It was late on a quiet Friday afternoon in the TENNIS Magazine office when my phone rang. I didn’t recognize the number, but I decided to pick it up anyway. The weekend was so close: What could possibly go wrong now? I put my feet up on my desk, leaned back in my chair and brought the receiver to my ear.
“Steve,” the flat, Queens-accented voice crackled through the receiver. “This is John McEnroe.”
I took my feet off my desk and sat up in my chair.

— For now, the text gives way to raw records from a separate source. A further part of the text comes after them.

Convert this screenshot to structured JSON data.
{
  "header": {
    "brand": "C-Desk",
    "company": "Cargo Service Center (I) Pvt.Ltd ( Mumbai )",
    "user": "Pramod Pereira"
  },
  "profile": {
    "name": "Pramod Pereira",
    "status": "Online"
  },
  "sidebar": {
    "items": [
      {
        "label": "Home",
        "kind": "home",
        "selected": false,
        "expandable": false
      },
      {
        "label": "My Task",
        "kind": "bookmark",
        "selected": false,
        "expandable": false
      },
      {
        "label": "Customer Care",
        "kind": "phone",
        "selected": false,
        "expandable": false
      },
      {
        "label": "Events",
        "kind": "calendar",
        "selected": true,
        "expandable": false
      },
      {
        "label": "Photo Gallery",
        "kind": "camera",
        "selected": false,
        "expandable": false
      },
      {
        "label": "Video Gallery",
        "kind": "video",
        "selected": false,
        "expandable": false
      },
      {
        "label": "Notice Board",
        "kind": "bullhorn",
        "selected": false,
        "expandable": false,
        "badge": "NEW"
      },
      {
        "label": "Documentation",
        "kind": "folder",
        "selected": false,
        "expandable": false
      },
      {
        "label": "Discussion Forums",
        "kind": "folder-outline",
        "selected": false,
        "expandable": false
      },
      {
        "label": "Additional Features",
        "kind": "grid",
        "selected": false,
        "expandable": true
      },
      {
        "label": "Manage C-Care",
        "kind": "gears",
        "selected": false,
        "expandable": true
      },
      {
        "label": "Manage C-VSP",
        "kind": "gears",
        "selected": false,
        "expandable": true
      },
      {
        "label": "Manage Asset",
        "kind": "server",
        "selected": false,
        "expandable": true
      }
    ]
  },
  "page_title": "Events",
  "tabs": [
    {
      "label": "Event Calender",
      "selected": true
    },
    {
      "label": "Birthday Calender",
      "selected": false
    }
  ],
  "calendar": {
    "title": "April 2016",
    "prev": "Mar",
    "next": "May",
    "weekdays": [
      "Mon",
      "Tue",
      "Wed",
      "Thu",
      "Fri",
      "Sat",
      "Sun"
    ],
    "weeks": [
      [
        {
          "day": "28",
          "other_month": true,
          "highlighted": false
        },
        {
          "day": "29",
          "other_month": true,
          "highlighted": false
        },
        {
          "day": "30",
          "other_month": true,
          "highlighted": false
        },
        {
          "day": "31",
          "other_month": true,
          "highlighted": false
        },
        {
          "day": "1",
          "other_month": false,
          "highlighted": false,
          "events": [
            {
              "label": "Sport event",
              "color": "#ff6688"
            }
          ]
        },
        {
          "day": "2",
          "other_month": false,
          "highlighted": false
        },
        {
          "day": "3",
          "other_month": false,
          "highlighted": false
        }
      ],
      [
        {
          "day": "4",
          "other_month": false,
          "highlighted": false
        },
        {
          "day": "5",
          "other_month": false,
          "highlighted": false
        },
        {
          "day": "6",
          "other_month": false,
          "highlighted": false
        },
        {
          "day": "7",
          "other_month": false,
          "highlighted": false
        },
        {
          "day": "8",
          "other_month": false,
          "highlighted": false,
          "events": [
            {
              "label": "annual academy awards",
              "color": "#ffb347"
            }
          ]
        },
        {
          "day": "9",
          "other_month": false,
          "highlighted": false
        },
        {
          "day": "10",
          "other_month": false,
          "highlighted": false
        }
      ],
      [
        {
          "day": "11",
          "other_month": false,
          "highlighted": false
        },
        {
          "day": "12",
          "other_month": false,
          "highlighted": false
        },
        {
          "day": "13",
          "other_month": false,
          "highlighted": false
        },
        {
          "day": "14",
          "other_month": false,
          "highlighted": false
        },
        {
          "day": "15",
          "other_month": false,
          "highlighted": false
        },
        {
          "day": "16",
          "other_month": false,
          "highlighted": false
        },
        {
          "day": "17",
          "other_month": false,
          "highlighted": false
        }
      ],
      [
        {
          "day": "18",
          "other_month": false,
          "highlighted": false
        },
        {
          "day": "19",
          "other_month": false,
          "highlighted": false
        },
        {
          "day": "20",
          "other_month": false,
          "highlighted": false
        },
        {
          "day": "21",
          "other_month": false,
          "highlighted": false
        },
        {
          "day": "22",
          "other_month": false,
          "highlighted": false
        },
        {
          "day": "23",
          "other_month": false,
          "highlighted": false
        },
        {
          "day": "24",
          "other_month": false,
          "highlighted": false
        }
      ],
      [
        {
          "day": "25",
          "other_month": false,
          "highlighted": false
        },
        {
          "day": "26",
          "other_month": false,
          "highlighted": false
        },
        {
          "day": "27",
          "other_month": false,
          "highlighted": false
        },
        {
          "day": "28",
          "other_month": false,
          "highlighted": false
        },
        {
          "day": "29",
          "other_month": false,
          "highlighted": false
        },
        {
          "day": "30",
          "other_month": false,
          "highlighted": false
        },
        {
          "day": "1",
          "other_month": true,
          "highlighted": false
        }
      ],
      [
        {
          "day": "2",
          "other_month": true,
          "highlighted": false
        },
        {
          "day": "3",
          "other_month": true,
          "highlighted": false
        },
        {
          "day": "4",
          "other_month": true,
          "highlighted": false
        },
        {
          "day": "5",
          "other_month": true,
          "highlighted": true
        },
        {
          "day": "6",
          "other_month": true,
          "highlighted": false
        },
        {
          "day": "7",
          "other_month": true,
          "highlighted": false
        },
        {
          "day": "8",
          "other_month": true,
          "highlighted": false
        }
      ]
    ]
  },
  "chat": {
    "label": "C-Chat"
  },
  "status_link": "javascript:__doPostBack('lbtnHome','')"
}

You might think that, for a writer at a tennis magazine, these would be words to celebrate, and normally they would. But this day was different. Earlier that week, an issue of TENNIS had come out that included an excerpt of my new book, High Strung, about the rivalry between McEnroe and Bjorn Borg. It wasn’t just any excerpt, either; it was the chapter describing the young Johnny Mac’s infamous “You cannot be serious!” tirades at Wimbledon in 1981. My scalp began to sweat. I fumbled for an answer.

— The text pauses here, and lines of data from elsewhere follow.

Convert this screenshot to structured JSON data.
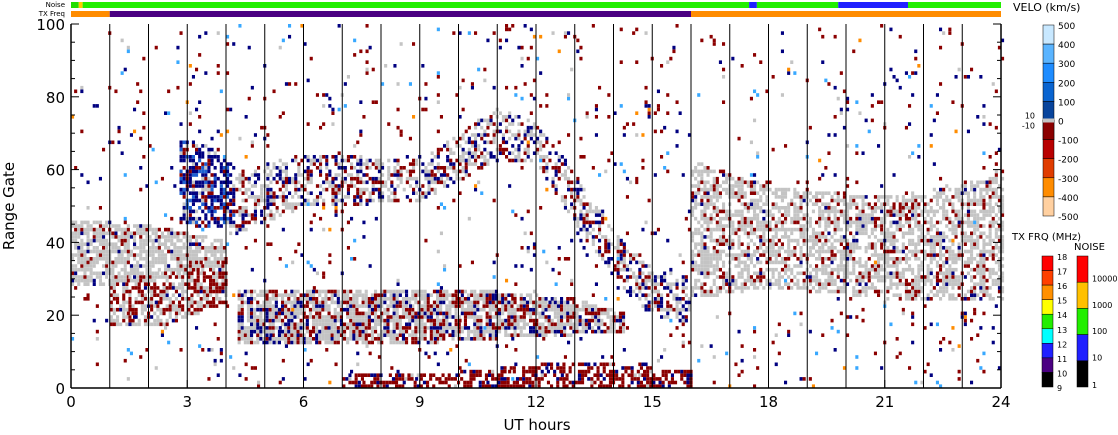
{
  "chart_data": {
    "type": "heatmap",
    "title": "",
    "xlabel": "UT hours",
    "ylabel": "Range Gate",
    "xlim": [
      0,
      24
    ],
    "ylim": [
      0,
      100
    ],
    "xticks": [
      "0",
      "3",
      "6",
      "9",
      "12",
      "15",
      "18",
      "21",
      "24"
    ],
    "yticks": [
      "0",
      "20",
      "40",
      "60",
      "80",
      "100"
    ],
    "grid": "vertical lines every hour",
    "status_bars": {
      "noise_label": "Noise",
      "txfreq_label": "TX Freq",
      "noise_segments": [
        {
          "t0": 0,
          "t1": 0.2,
          "color": "#22dd00"
        },
        {
          "t0": 0.2,
          "t1": 0.3,
          "color": "#ffcc00"
        },
        {
          "t0": 0.3,
          "t1": 16,
          "color": "#22ee00"
        },
        {
          "t0": 16,
          "t1": 17.5,
          "color": "#22ee00"
        },
        {
          "t0": 17.5,
          "t1": 17.7,
          "color": "#2020ff"
        },
        {
          "t0": 17.7,
          "t1": 19.8,
          "color": "#22ee00"
        },
        {
          "t0": 19.8,
          "t1": 21.6,
          "color": "#2020ff"
        },
        {
          "t0": 21.6,
          "t1": 24,
          "color": "#22ee00"
        }
      ],
      "txfreq_segments": [
        {
          "t0": 0,
          "t1": 1,
          "color": "#ff8c00"
        },
        {
          "t0": 1,
          "t1": 16,
          "color": "#4b0082"
        },
        {
          "t0": 16,
          "t1": 24,
          "color": "#ff8c00"
        }
      ]
    },
    "colors": {
      "ground": "#c4c4c4",
      "neg_dark": "#8b0000",
      "neg_mid": "#c00000",
      "pos_dark": "#000080",
      "pos_mid": "#1e5fd0",
      "pos_light": "#38a8ff",
      "orange": "#ff8c00"
    },
    "features": [
      {
        "name": "early-ground-band",
        "times": [
          0,
          2,
          4
        ],
        "lo": [
          28,
          30,
          34
        ],
        "hi": [
          46,
          44,
          40
        ],
        "density": 0.75,
        "mix": {
          "ground": 0.85,
          "neg_dark": 0.1,
          "pos_dark": 0.05
        }
      },
      {
        "name": "early-low-band",
        "times": [
          1,
          2.5,
          4
        ],
        "lo": [
          17,
          18,
          24
        ],
        "hi": [
          30,
          32,
          36
        ],
        "density": 0.7,
        "mix": {
          "ground": 0.5,
          "neg_dark": 0.45,
          "pos_dark": 0.05
        }
      },
      {
        "name": "blue-patch",
        "times": [
          2.8,
          3.5,
          4.2
        ],
        "lo": [
          45,
          44,
          46
        ],
        "hi": [
          68,
          66,
          60
        ],
        "density": 0.7,
        "mix": {
          "pos_dark": 0.6,
          "pos_mid": 0.2,
          "neg_dark": 0.15,
          "ground": 0.05
        }
      },
      {
        "name": "ionospheric-arc",
        "times": [
          4,
          6,
          9,
          11,
          12,
          13,
          14,
          15,
          16
        ],
        "lo": [
          42,
          50,
          52,
          63,
          62,
          45,
          30,
          20,
          18
        ],
        "hi": [
          58,
          64,
          62,
          77,
          72,
          58,
          42,
          32,
          30
        ],
        "density": 0.5,
        "mix": {
          "ground": 0.5,
          "neg_dark": 0.25,
          "pos_dark": 0.25
        }
      },
      {
        "name": "mid-band",
        "times": [
          4.3,
          8,
          11,
          13,
          14.3
        ],
        "lo": [
          12,
          12,
          14,
          15,
          16
        ],
        "hi": [
          27,
          27,
          26,
          24,
          20
        ],
        "density": 0.8,
        "mix": {
          "ground": 0.55,
          "neg_dark": 0.3,
          "pos_dark": 0.15
        }
      },
      {
        "name": "near-range",
        "times": [
          7,
          10,
          13,
          16
        ],
        "lo": [
          0,
          0,
          0,
          0
        ],
        "hi": [
          3,
          4,
          7,
          4
        ],
        "density": 0.6,
        "mix": {
          "neg_dark": 0.8,
          "pos_dark": 0.15,
          "ground": 0.05
        }
      },
      {
        "name": "late-ground-band",
        "times": [
          16,
          18,
          21,
          24
        ],
        "lo": [
          25,
          28,
          25,
          24
        ],
        "hi": [
          62,
          55,
          52,
          58
        ],
        "density": 0.6,
        "mix": {
          "ground": 0.8,
          "neg_dark": 0.17,
          "pos_dark": 0.03
        }
      },
      {
        "name": "scattered",
        "times": [
          0,
          24
        ],
        "lo": [
          0,
          0
        ],
        "hi": [
          100,
          100
        ],
        "density": 0.035,
        "mix": {
          "neg_dark": 0.45,
          "pos_dark": 0.3,
          "ground": 0.1,
          "orange": 0.05,
          "pos_light": 0.1
        }
      }
    ],
    "velocity_scale": {
      "label": "VELO (km/s)",
      "ticks": [
        "500",
        "400",
        "300",
        "200",
        "100",
        "0",
        "-100",
        "-200",
        "-300",
        "-400",
        "-500"
      ],
      "inner_labels": [
        "10",
        "-10"
      ],
      "colors": [
        "#c8e8ff",
        "#5ab4ff",
        "#1e8cff",
        "#0a64d0",
        "#08449c",
        "#000080",
        "#8b0000",
        "#b80000",
        "#e03c00",
        "#ff8c00",
        "#ffd0a0"
      ]
    },
    "txfreq_scale": {
      "label": "TX FRQ (MHz)",
      "ticks": [
        "18",
        "17",
        "16",
        "15",
        "14",
        "13",
        "12",
        "11",
        "10",
        "9"
      ],
      "colors": [
        "#ff0000",
        "#ff4000",
        "#ff9000",
        "#ffff00",
        "#22ee00",
        "#00ffff",
        "#2020ff",
        "#4b0082",
        "#000000"
      ]
    },
    "noise_scale": {
      "label": "NOISE",
      "ticks": [
        "10000",
        "1000",
        "100",
        "10",
        "1"
      ],
      "colors": [
        "#ff0000",
        "#ffc000",
        "#22ee00",
        "#2020ff",
        "#000000"
      ]
    }
  }
}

“Oh, hi, how are you?” I finally said. (Excerpt? What excerpt?)
“I want to talk to you about this article about my son...”

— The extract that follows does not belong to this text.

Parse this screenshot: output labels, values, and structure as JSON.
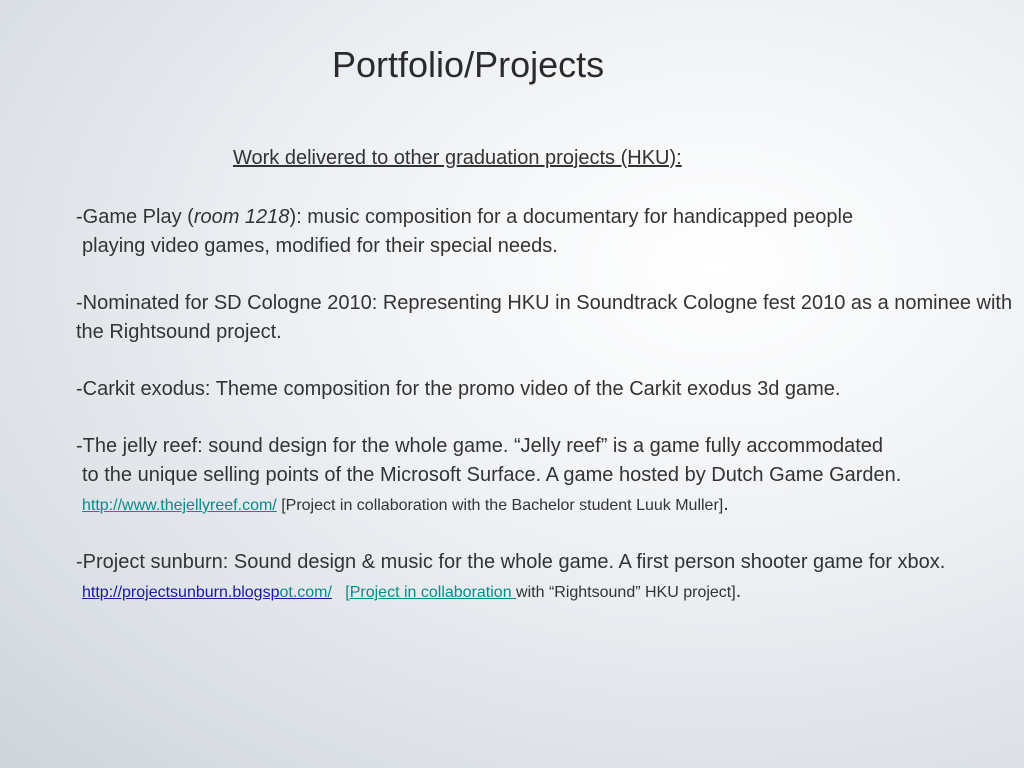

Son? Then it dawned on me: It wasn’t John McEnroe the tennis player on the other end of the line; it was John McEnroe, Sr., his father.
“Oh, God,” I thought.
This was much worse.
John Sr., who died at 81 earlier this week, was the original straight shooter in the McEnroe family, especially when it came to mounting a defense for his oldest child. The son of Irish immigrants to New York, John Sr. had put himself through law school at night and eventually risen to partner at prestigious Manhattan firm Paul, Weiss. If there’s an equivalent to winning a major title in the world of New York attorneys, this is probably it. You don’t get to where John Sr. did without knowing how to make an argument.